Figures 11 and 13. Teaching points: The standard treatment of burn injury depends on the depth of injury. If not infected, superficial burns often re-epithelialize with conservative treatment. On the other hand, deep burns require excision and grafting. This process involves removing all of the necrotic (dead), avascular tissue and then taking either a split- or full-thickness skin graft (STSG/FTSG) and placing it onto the vascularized wound bed. Often the skin graft is taken from the thighs or abdomen but can be removed from almost any large surface area where unburned skin is available. The choice of a split- versus full-thickness graft is largely dependent on the location and size of the wound. For example, a large surface area burn or an area that is not cosmetically or functionally important such as the chest, abdomen, or proximal extremities can be grafted with split-thickness grafts. Whereas, small burns in areas of cosmetic and functional importance (face, skin over joints, and ears) and those with thick skin (palms, soles, and scrotum) tend to be grafted with full-thickness grafts. This is because split-thickness can be meshed at different ratios and therefore covers larger wound areas. However, STSG tends to result in worse contractures and “mesh-pattern scarring” when compared to FTSG.
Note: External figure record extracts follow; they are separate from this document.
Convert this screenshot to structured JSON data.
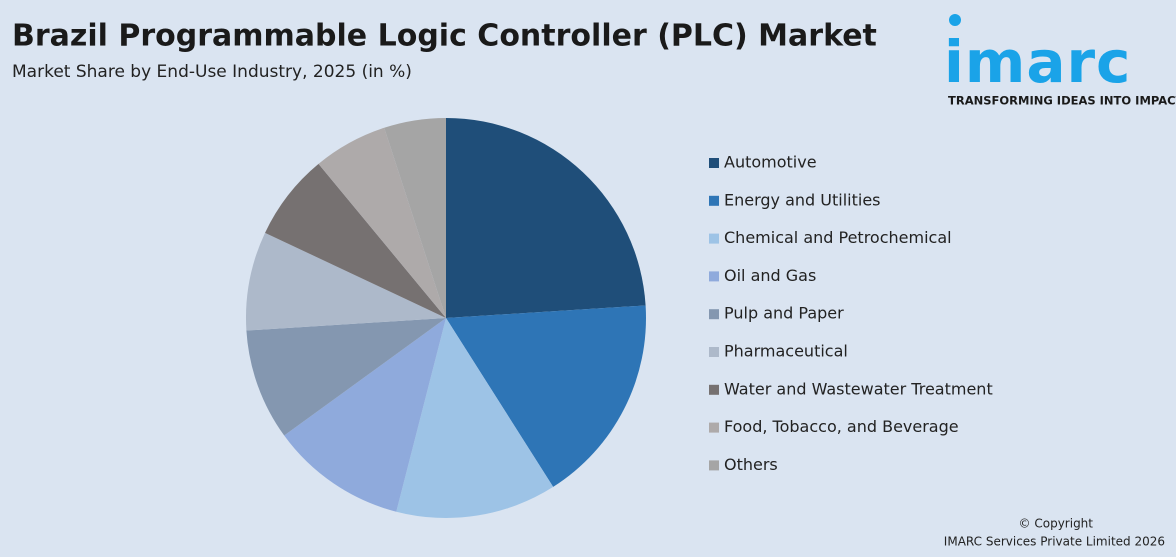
{
  "chart_data": {
    "type": "pie",
    "title": "Brazil Programmable Logic Controller (PLC) Market",
    "subtitle": "Market Share by End-Use Industry, 2025 (in %)",
    "categories": [
      "Automotive",
      "Energy and Utilities",
      "Chemical and Petrochemical",
      "Oil and Gas",
      "Pulp and Paper",
      "Pharmaceutical",
      "Water and Wastewater Treatment",
      "Food, Tobacco, and Beverage",
      "Others"
    ],
    "values": [
      24,
      17,
      13,
      11,
      9,
      8,
      7,
      6,
      5
    ],
    "colors": [
      "#1f4e79",
      "#2e75b6",
      "#9dc3e6",
      "#8faadc",
      "#8497b0",
      "#adb9ca",
      "#767171",
      "#aeaaaa",
      "#a5a5a5"
    ],
    "legend": "right"
  },
  "logo": {
    "name": "imarc",
    "tagline": "TRANSFORMING IDEAS INTO IMPACT"
  },
  "footer": {
    "copyright": "© Copyright",
    "company": "IMARC Services Private Limited 2026"
  }
}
Figure 12. Teaching points: The surgical methods of debridement include tangential or fascial excision. The choice is often based on surgeon presence but the size and location of the injury do play a role. Tangential excision is performed in a step-wise fashion. The eschar is removed layer by layer with a Weck or Goulian blade or with newer technologies such as hydrostatic debridement instruments until diffuse punctate bleeding is reached. The presence of bleeding represents healthy, uninjured tissue that will support a graft. The advantage of this method is that minimal to no healthy tissue is removed. Fascial debridement, on the other hand, involves debridement of all tissue to the level of the muscle fascia. Invariably, this involves removal of some healthy tissue and creates a large defect affecting cosmesis. Fascial debridement is often performed with bovie electrocautery and thus hemostasis is maintained throughout the procedure.
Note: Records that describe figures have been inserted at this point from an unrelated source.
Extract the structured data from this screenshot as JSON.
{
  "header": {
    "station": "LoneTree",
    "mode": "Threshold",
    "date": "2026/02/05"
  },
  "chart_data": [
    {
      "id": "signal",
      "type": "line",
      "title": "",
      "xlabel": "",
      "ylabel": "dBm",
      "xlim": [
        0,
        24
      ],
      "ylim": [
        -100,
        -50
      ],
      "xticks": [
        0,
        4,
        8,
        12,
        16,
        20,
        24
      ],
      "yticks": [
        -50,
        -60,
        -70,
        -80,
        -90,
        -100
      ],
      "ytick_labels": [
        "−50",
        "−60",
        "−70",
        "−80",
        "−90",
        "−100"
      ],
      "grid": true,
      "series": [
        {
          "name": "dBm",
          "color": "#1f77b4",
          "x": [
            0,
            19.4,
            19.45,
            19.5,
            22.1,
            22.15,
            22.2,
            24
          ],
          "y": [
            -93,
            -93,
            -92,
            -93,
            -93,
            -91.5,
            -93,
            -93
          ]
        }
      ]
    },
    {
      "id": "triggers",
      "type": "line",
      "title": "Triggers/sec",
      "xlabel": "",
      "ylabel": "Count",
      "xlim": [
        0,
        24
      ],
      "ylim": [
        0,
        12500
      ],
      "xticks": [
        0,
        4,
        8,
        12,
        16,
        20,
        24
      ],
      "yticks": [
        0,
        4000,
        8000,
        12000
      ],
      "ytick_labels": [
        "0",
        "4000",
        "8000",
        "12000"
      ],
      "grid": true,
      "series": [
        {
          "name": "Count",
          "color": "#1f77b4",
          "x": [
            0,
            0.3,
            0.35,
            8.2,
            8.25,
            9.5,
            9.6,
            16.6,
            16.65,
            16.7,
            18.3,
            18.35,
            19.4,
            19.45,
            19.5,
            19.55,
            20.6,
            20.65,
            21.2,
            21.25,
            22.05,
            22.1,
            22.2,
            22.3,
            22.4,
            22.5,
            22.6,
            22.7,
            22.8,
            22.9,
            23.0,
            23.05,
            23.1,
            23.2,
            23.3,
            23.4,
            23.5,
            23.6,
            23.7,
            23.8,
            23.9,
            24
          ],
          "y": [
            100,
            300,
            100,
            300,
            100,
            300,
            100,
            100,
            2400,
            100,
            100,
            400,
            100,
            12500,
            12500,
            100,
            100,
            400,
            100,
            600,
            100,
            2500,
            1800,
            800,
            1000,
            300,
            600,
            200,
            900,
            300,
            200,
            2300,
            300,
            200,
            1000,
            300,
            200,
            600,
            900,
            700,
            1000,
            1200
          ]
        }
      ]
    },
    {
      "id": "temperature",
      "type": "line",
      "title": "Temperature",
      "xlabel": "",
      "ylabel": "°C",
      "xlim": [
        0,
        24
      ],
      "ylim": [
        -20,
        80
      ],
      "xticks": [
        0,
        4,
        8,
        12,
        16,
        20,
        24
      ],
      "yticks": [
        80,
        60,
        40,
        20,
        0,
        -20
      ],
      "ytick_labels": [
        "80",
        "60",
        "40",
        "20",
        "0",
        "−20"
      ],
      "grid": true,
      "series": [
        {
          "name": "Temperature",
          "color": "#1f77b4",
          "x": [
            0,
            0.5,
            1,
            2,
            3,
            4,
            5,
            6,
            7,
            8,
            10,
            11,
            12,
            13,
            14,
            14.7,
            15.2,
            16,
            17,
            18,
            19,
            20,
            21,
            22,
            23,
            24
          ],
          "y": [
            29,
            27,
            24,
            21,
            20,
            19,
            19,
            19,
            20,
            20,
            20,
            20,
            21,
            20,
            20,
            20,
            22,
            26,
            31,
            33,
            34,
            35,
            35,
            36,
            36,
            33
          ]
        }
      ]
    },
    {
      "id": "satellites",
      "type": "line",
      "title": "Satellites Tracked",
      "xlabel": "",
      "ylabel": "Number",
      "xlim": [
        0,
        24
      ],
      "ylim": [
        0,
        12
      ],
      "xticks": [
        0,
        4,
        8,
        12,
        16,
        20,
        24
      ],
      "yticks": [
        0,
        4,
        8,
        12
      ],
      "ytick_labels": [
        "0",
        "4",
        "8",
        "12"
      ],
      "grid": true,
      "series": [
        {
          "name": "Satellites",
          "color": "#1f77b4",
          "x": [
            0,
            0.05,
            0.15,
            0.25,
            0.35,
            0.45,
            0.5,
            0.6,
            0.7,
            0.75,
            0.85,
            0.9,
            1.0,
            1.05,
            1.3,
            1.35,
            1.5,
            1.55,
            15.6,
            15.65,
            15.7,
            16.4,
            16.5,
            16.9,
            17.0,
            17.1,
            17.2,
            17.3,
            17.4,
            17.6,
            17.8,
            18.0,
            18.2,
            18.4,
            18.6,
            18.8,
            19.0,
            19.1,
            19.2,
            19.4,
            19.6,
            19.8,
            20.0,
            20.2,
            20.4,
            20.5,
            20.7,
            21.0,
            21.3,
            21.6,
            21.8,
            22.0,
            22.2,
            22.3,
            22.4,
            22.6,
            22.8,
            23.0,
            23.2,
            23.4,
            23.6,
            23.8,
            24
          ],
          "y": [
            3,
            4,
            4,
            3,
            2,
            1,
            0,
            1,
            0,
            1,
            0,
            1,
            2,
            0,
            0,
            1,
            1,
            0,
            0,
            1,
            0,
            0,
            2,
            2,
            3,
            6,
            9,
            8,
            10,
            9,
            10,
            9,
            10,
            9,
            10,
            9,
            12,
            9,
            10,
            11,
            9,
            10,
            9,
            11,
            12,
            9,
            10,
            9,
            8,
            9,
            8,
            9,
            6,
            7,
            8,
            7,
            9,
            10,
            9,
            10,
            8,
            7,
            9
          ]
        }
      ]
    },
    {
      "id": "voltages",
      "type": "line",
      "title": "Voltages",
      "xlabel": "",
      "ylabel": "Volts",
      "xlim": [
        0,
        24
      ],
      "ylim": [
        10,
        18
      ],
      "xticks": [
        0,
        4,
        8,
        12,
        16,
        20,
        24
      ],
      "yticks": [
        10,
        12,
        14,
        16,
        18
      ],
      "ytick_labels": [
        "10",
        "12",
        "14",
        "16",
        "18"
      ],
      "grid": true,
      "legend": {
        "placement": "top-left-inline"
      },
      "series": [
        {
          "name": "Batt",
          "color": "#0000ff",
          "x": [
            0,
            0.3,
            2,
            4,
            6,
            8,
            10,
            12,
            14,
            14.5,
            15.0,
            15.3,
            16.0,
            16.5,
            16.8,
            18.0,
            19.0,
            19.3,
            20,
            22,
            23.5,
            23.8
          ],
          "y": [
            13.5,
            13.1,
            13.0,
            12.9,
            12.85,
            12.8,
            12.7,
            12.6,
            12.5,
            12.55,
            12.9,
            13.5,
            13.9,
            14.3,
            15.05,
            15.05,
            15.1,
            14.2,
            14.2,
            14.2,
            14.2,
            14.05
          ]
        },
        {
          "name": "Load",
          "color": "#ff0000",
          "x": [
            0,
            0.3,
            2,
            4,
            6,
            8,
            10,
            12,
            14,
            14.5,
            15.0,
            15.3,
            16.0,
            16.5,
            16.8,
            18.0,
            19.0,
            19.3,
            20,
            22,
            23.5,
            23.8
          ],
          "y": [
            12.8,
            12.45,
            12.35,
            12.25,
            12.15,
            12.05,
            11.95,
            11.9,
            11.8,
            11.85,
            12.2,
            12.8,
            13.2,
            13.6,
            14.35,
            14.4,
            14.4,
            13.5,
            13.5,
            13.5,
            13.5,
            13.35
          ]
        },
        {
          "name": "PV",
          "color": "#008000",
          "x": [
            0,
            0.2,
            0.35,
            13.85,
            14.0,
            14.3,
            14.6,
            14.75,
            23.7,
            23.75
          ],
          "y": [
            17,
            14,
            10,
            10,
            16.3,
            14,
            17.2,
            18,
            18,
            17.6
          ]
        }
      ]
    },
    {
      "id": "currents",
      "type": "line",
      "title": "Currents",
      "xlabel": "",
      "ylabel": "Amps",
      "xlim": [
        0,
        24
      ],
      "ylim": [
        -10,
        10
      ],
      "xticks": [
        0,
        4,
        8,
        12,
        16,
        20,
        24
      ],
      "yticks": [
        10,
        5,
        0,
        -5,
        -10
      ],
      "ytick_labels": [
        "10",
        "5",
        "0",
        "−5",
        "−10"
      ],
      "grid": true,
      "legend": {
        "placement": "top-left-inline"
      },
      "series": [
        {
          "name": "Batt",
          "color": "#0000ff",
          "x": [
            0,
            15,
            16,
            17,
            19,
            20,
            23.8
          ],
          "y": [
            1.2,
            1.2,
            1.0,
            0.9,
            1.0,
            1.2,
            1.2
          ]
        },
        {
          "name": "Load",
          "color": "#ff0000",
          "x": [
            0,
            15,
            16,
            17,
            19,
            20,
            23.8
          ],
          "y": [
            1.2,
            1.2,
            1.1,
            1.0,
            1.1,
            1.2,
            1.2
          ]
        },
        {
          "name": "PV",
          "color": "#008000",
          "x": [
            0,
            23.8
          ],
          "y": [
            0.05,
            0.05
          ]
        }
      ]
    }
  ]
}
Figure 14. Teaching points: Contractures over the eyelids, extremities and especially the joints can lead to disfigurement and disability. Those over the eyelid can lead to ulcers and potential blindness, while contractures of the hand can prevent the individual from opening and/or closing their hand which affects grasping and/or lifting objects. The inability to use one's hand affects everyday activity and can have significant effects on one's health and occupation. Therefore, the treatment of a function limiting contracture is a surgical release. A release involves removing (excising) the hypertrophic scar or placing incisions through the scar in effort to release the tension of the underlying tissues. Often, this returns anatomic structures back into their normal location. Once the release has been completed the defect is covered with either a split-thickness of full-thickness graft. For larger defects, a tissue flap can be considered.

Figure 15. Teaching points: Significant contracture frequently requires more than a local flap such as a Z-plasty to fully correct (as seen in this figure). The surgical approach to these types of contractures can be difficult and the standard contracture release would result in a defect that is difficult to be closed. When faced with this scenario, free or distant pedicled flaps can be used.